Photos: With Ukraine in Disarray, Crimea Heats Up

Armed men patrol outside Simferopol International Airport on February 28, 2014.

Armed, masked men in unmarked military uniforms patrol outside Simferopol International Airport in Crimea. Another confrontation is under way at Sevastopol International Airport.

Ukraine's fledgling leadership has called the airport occupations by forces affiliated with Russia an invasion. Meanwhile, former president of Ukraine Viktor Yanukovych has reappeared in Russia after a week on the run.

Ukraine's interior minister called the airport seizures "a direct provocation," but there has been no violence so far. Russia's Black Sea Fleet, based on the Crimean Peninsula, has denied involvement. (Related: "After Ukraine Crisis, Why Crimea Matters")

In Kiev, Oleksandr Turchynov, Ukraine's acting president, convened a meeting of the country's National Security and Defense Council. The parliament has urged Russia to "stop moves that show signs of undermining national sovereignty" in Ukraine and, Reuters reported, asked the United States and Britain to step in. The parliament also called on the United Nations Security Council to debate the issue. (Photos: "Ukraine's Ring of Fire")

The armed men in the Crimean capital of Simferopol surrounded an administrative building but did not enter the airport, where flights were arriving and departing on schedule.

The developments come a day after pro-Russian forces took control of government buildings in Simferopol, where crowds chanted "Russia, Russia" and legislators called for a vote to redefine relations with Ukraine.

Since the collapse of the Soviet Union in 1991, outbursts of pro-Russia fervor have erupted sporadically in Crimea, an autonomous region. The events Thursday, coupled with those in Ukraine, challenge the country's territorial integrity and the geopolitical balance between Russia and the West. (Related: "Behind the Headlines: History and Geography Help Explain Ukraine Crisis")

Gunmen in camouflage seize control of the airport in Simferopol, Crimea's capital.

Russian troops block the road to the military airport in Sevastopol, the port where Russia's Black Sea Fleet is based. Russia has denied involvement in the seizure of two Crimean airports by masked gunmen.

Activist guards monitor a rally outside the Ukrainian parliament building in Kiev's central Independence Square. On Thursday the parliament approved the nomination as prime minister of Arnseniy Yatsenyuk, a prominent leader in the anti-government protests that led to deadly clashes and ended in the ouster of Viktor Yanukovych as president earlier this month. (See photos: "Ukraine's People Power in Photos")

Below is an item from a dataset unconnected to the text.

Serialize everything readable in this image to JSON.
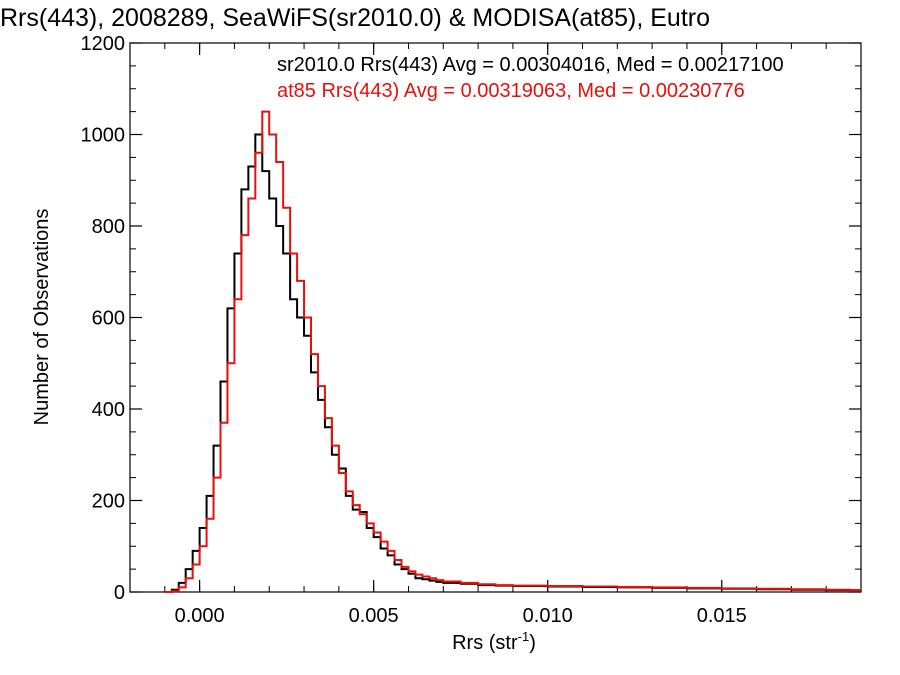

A protesters' camp covers much of Independence Square in central Kiev. Today, Ukraine accused Russia of staging an "armed invasion" of Crimea, where gunmen in unmarked military uniforms seized control of two airports.

Ukrainian lawmakers applaud new Prime Minister Arneniy Yatsenyuk during a session of parliament in Kiev. The 39-year-old Yatsenyuk—a former economy minister, foreign minister, and parliamentary speaker—will try to stabilize the politically divided, financially shaky country.

Russian sailors stand in a line at a naval base in Sevastopol, Crimea, where Russia's Black Sea Fleet is based. Ukraine's new government urged Russia not to abuse its naval rights in Crimea after armed men there seized control of regional government headquarters and parliament and raised the Russian flag.

Viktor Yanukovych speaks at a news conference in Rostov-on-Don, a Russian city some 600 miles (966 kilometers) south of Moscow. It was the first appearance in five days for Yanukovych, the deposed president of Ukraine.

Cossacks attend a pro-Russia rally in Simferopol, the Crimean capital. Armed men in unmarked military uniforms have seized control of two airports in the autonomous region, escalating tensions between Moscow and the West. Russian forces have denied involvement.

A woman holds flowers near a makeshift memorial in Kiev's central Independence Square. The site has been at the center of political upheaval and deadly strife over the past three weeks.

Two priests in Kiev's Independence Square pray at a memorial for people killed in this month's clashes.